Interview Question: Allocate capacity
An interview question I always liked to use (with agile coaches, engineering managers, product managers, as well as potential clients) to see how they felt about capacity allocation is the following (mind you, there is no right answer, I was mostly looking to see how they thought):
Your team can deliver 5 units of work in the following commitment period, and from the backlog we have allocated 4 units with unanimously agreed upon top priority/impact tasks.
The 5 units scale nicely to any metric you use (velocity, man hours, etc) and is not the focus here. Similarly, all the P1 items have been allocated, so all that remain are lower impact/priorty tasks. I try not to lead the question with any more than a “what now?”.
People will generally focus on one of two different lines of reasoning.

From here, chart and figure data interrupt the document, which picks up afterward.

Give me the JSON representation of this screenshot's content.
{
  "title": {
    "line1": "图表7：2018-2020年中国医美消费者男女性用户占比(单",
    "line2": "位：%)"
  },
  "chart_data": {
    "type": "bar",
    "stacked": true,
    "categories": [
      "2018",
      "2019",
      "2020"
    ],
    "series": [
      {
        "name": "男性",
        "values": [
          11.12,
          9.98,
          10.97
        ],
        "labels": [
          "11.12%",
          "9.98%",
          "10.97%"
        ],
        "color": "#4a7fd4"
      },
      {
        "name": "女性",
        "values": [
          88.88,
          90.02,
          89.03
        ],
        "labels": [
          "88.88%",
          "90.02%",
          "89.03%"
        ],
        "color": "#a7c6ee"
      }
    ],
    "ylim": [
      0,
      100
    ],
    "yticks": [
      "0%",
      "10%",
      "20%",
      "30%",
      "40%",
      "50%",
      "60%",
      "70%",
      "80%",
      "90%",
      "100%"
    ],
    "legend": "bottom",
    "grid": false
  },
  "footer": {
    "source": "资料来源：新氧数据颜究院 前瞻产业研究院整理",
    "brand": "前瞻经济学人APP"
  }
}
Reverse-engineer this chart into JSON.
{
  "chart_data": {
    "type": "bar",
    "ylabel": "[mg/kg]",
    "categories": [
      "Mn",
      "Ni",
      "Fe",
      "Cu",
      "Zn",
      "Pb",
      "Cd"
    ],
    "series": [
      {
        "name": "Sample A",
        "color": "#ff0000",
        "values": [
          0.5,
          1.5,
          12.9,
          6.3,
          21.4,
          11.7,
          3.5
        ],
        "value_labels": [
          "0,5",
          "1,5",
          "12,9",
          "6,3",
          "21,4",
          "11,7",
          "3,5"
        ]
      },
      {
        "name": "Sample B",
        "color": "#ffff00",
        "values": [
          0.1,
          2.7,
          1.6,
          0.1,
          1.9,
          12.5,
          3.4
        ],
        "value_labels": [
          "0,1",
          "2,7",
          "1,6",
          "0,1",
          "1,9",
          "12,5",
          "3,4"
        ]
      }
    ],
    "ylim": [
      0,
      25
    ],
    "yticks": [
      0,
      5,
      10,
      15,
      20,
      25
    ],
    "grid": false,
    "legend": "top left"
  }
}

They will either try to find a way to allocate that remaining 20% of capacity, or they will try to defend why the team should be allowed to keep that 20% slack. Naturally, the correct answer will depend an awful lot on further contextual information, but without anything else being given I’m a strong believer in the philosophy of the latter camp.
The reasoning is simple, your team should do the highest priority tasks. Anything they’re given that is less than that will detract from doing those P1 tasks to the best of their ability. Even if nothing surprising comes up and the team has 20% extra time, that time is often better spent letting the team address technical debt or improving their knowledge.